You know what I've noticed? Most of the pictures protected by the JavaScript right-click disable trick really suck. These are pictures that I never would have even thought about downloading, except for all the warnings and threats and taunts of "you can't download this 'cause I know JavaScript." Ten seconds of looking at the source and the picture is mine. Then I'm left with the feeling that I was somehow suckered into saving the picture.

What scares me isn't the rank (and I mean that in a few senses of the word) amateurs trying dumb tricks. It is the big companies that try to copy protect CDs, and then sue people for letting the world know that holding down the shift key when you put the CD in will bypass the copy protection.

From: [identity profile] mr-wombat.livejournal.com


re: dublinstories - I've always felt that a lot of good could be done in this country with some judiciously granted flamethrowers.

From: [identity profile] mr-wombat.livejournal.com


Bear in mind that not everyone is as technically savvy as the folks on your lists or even here - most of the measures described would fox our parents for example and an awful lot of people I know would be stopped by the anti right click thing, they might have some notion that the image or file is on their PC but wouldn't know where to begin looking.

It's like home security, if someone REALLY wants in they'll get in and you won't be able to stop someone truly dedicated to nicking your stuff but the average joe won't have a chance.

From: [identity profile] crimmycat.livejournal.com


True, but the more annoying you make your copy protection, the more people will learn to get around it.

I do not need to be very technically savvy - whenever my computer is especially annoying, or I want something that's hard to get, I just find someone who's a better geek than me and bribe them with dinner/laundry/clean house.
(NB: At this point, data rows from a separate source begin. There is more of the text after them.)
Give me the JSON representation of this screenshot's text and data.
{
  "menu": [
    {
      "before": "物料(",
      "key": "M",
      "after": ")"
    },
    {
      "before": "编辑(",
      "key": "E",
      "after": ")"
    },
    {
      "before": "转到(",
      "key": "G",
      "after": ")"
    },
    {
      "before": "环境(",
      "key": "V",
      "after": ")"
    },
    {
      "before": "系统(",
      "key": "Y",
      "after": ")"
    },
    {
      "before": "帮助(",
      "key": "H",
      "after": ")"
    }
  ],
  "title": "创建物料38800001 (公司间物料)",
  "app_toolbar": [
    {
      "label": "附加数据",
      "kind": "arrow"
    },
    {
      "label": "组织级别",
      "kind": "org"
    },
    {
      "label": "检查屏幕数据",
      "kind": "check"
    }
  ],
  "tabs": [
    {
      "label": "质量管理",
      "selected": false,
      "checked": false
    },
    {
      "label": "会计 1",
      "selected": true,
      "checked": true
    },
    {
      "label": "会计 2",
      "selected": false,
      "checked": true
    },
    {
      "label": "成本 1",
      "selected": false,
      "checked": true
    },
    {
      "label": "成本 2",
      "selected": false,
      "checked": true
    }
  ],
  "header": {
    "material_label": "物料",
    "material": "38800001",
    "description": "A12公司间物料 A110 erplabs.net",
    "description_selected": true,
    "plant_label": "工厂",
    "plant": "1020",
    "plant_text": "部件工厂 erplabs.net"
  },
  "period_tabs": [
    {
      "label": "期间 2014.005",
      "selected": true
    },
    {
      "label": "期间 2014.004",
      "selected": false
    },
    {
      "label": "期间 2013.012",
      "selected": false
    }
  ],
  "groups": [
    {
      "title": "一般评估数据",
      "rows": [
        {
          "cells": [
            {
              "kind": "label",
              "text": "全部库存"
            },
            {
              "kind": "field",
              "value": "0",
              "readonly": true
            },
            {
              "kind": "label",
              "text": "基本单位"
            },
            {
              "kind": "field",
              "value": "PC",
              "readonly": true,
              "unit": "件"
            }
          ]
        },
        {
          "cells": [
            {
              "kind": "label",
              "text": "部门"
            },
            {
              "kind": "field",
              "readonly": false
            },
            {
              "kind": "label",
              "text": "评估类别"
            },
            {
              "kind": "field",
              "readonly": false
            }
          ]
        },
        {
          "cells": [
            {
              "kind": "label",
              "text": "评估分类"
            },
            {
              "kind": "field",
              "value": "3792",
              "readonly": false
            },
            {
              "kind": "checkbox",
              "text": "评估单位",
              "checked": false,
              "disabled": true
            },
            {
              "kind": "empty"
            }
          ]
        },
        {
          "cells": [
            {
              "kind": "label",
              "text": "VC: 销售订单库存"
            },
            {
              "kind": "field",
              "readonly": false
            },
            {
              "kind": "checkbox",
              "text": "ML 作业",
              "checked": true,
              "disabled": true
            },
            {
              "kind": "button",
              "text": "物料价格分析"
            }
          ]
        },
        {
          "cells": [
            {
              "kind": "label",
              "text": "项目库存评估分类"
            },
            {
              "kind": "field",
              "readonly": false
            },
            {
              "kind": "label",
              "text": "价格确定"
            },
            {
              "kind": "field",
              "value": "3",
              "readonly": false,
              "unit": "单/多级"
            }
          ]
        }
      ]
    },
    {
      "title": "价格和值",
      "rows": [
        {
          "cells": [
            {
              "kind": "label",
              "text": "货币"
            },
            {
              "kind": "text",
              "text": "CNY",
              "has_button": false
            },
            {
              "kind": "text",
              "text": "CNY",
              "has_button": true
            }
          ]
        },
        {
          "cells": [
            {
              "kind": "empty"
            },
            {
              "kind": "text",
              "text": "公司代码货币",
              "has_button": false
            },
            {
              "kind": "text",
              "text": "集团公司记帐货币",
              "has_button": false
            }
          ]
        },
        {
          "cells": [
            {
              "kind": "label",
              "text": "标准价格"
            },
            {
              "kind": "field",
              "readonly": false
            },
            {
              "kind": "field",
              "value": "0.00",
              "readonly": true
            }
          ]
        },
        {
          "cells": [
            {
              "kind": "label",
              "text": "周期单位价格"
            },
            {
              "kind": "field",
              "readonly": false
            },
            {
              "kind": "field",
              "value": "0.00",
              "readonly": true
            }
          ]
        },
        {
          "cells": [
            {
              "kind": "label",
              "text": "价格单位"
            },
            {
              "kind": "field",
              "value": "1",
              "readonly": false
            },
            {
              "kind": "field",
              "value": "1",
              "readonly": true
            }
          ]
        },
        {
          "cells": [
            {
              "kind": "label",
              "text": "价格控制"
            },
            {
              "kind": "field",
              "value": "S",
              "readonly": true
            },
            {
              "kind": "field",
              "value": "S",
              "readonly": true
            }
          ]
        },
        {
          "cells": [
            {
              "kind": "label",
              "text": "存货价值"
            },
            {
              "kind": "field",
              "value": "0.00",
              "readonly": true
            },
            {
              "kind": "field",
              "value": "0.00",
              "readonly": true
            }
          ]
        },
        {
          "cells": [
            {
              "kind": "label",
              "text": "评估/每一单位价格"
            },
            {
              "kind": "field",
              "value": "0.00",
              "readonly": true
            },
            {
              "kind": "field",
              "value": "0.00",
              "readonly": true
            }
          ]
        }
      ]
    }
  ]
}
Sometimes the bribe isn't even necessary, just asking politely. This weekend I virus-checked, customized, and defragged a computer in return for help making garb.

From: [identity profile] shiftercat.livejournal.com


Just copying is no biggie. Using other people's work on a webpage or T-shirt or something, without permission or credit, is something else.

From: [identity profile] sismith42.livejournal.com

Preach on, brother!


Yes, people should get money for their creations, their thoughts, their work. But the way copyright works goes a bit too far, in my opinion. Read this (retyped from the IIL form): "I am applying for this document under the terms of British Library's Library Privilege Photocopy services:
a)I have not previously been supplied with a copy of the same material by you or any other librarian; [so if you loose it or where you kept it burns down, you're SOL]
b)I will not use this copy except for research for a non-commercial purpose or private study and will not supply a copy of it to any other person; [so you can share it amongst your research associates/supervisor]
c)To the best of my knowledge no other person with whom I work or study has made or intends to make, at about the same time as this request, a request for substantially the same material for substantially the same purpose [so you can't share really cool articles amongst your department]"

Just plain stupid and goes too far. the first half of b) is ok, and I can stretch & see how they might not want lots of daughter copies running around... but that doesn't mean I have to like it.